Our Central America tour (22): Lake Atitlan and the living Maya

This is such a varied holiday and today (Wednesday) we spent our time on or around a lake, leaving the hotel at 8 am and returning at 3.30 pm.

Located about 1,500 metres (5,000 feet) above sea level, Lago de Atitlan – the name means ‘by the water’ – was formed in a caldera or collapsed volcano and is overlooked by three Fuji-like volcanoes (all dormant): San Pedro, Toliman and Atitlan. It is a large stretch of water measuring around 18 km across and encompassing some 130 sq kms.

All around the lake are villages inhabited largely by people of Maya descent dubbed the living Maya. They are mostly dressed traditional Maya garb which, especially in the case of the women, is gloriously colourful. For the last couple of decades, the most popular colour has been a deep blue set off with other blues and purples.

The group filled a glass fibre motor boat and set off from Panajachel in calm waters and sunny weather to visit three of the lake-side villages.

The first was San Antonio Palopo, which is on the east shore, and we spent an hour there. As we docked, a Maya woman was on her knees at the quayside hand-washing clothes in the lake. Behind her, steep hills were dotted with little homes. We walked up to the the local church and then descended to have coffee in a café overlooking the lake.

The second village was on the opposite side of the lake: San Juan La Laguna on the west shore. We spent an hour an a quarter there. There are coloured and hand-painted murals on many of the side walls of buildings depicting scenes of the lake or illustrations of legends. We called in on the Tejedoras Mayas Weaving Cooperative which brings together 22 women weavers who all work independently from home and return finished goods to the store to be sold. Vee& Roger spent $60 on gifts, mainly for children in the family. We made briefer visits to an association of medicinal plants and a small covered market.
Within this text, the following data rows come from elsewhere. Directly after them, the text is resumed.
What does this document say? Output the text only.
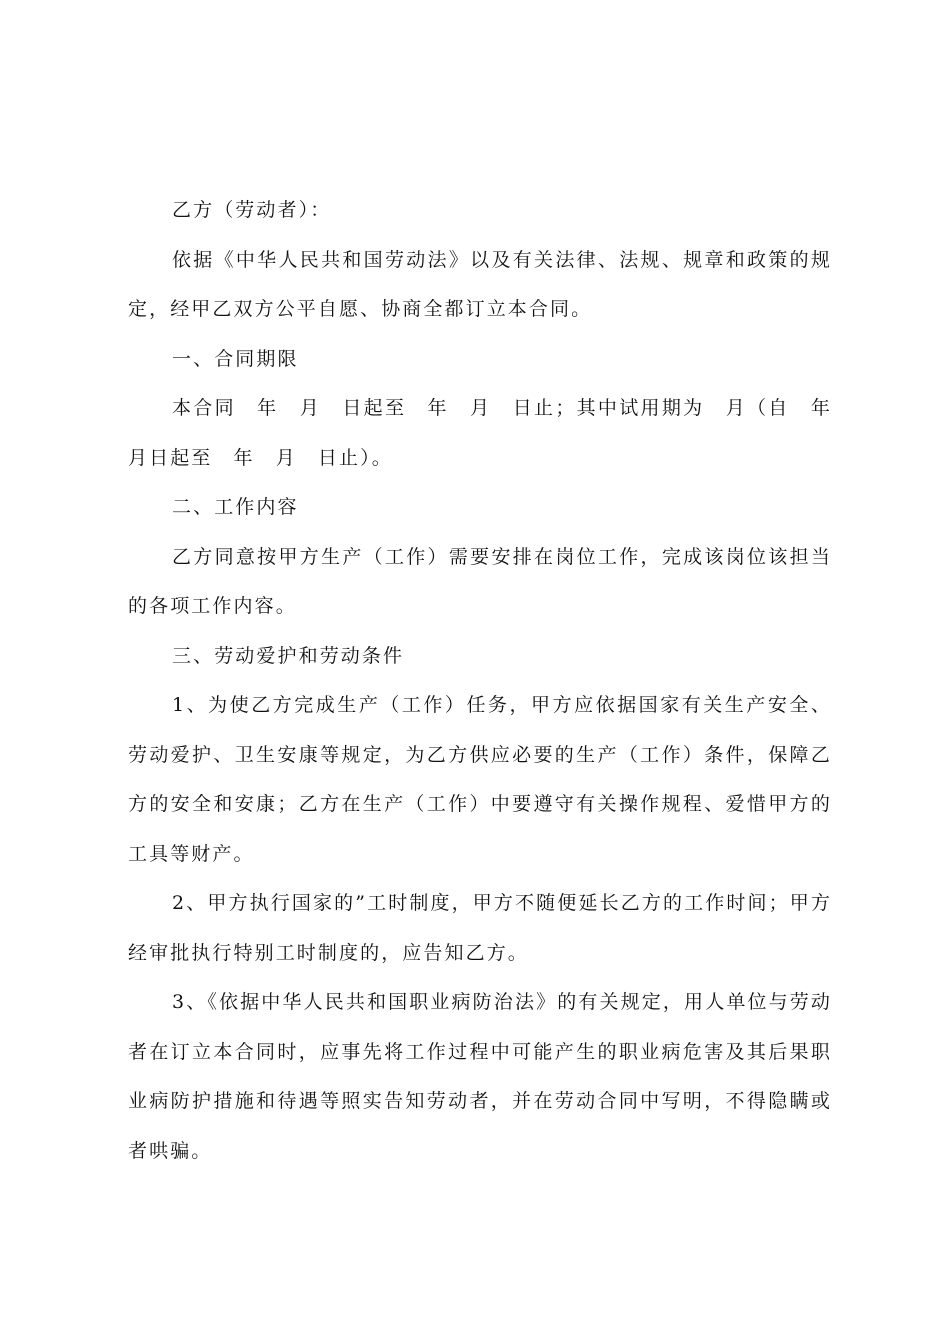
乙方（劳动者）：

依据《中华人民共和国劳动法》以及有关法律、法规、规章和政策的规定，经甲乙双方公平自愿、协商全都订立本合同。

一、合同期限

本合同　年　月　日起至　年　月　日止；其中试用期为　月（自　年　月日起至　年　月　日止）。

二、工作内容

乙方同意按甲方生产（工作）需要安排在岗位工作，完成该岗位该担当的各项工作内容。

三、劳动爱护和劳动条件

1、为使乙方完成生产（工作）任务，甲方应依据国家有关生产安全、劳动爱护、卫生安康等规定，为乙方供应必要的生产（工作）条件，保障乙方的安全和安康；乙方在生产（工作）中要遵守有关操作规程、爱惜甲方的工具等财产。

2、甲方执行国家的”工时制度，甲方不随便延长乙方的工作时间；甲方经审批执行特别工时制度的，应告知乙方。

3、《依据中华人民共和国职业病防治法》的有关规定，用人单位与劳动者在订立本合同时，应事先将工作过程中可能产生的职业病危害及其后果职业病防护措施和待遇等照实告知劳动者，并在劳动合同中写明，不得隐瞒或者哄骗。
The third and last village on our day trip was Santiago Atitlan which is located on a spur projecting from the south west of the main lake.. This is the largest (population 20,000) and most visited village around the lake and absolutely bustling with people in traditional dress, endless lines of stalls, and noisy tuk-tuks. Here we saw two phenomena which illustrate how local people have integrated Catholicism Into the pre-Columbian beliefs and iconography.

The strange character known as San Simeon to the Spanish, Maximon to those of mixed indigenous and European race, and Rilaj Mam to the Maya is an effigy revered throughout the Guatemalan highlands. The effigy is usually housed on an annual basis by a cofradia or Maya religious brotherhood and worshippers are invited to visit him and pay respects and some money (Roger had to lay to photograph him). This year in this village, it is the turn of the St John the Baptist brotherhood to host the effigy and we visited the home – no more than a room – where he is housed.

He is an odd-looking man: a wooden seated figure with a macabre face, wearing a wide-rimmed hat, and draped with bright coloured silks including a striped tie. He smokes a cigarette which is constantly attended to by one of the brotherhood members in attendance. Flowers, candles and incense add to the atmosphere. This is an odd god who appreciates particularly gifts of cigarets and liquor.

The other religious place we visited was the church called Iglesia Parroquial Santiago Apostol. Although this is a Catholic Church, it has many features reflecting local Maya beliefs and customs, including figures of corn (from which humans were formed according to Maya religion) and God the Father (whom we rarely ‘see’ in traditional churches) plus wooden figures of saints draped in clothes of bizarre colours such as chequered patterns or garish pink. This fusion of old and new religions is a notable feature of the region.

We had some lunch at a place called “El Pescador” to complete two and a quarter hours at the village, before returning across a much choppier lake than the morning now at the wind was up.

We had some time in the afternoon to chill and then, in the evening, six of us went out for dinner together: Roger & Vee, Brian & Cally, and Christine & Charmian. We ate at a restaurant called “Casablanca” where the food and wine were really good, but the production of the bills left a lot to be desired. The waiter allocated dishes to the wrong couple and made a series of basic arithmetical errors, so it took a while to sortt out who should pay what and find the necessary mixture of local currency and dollars.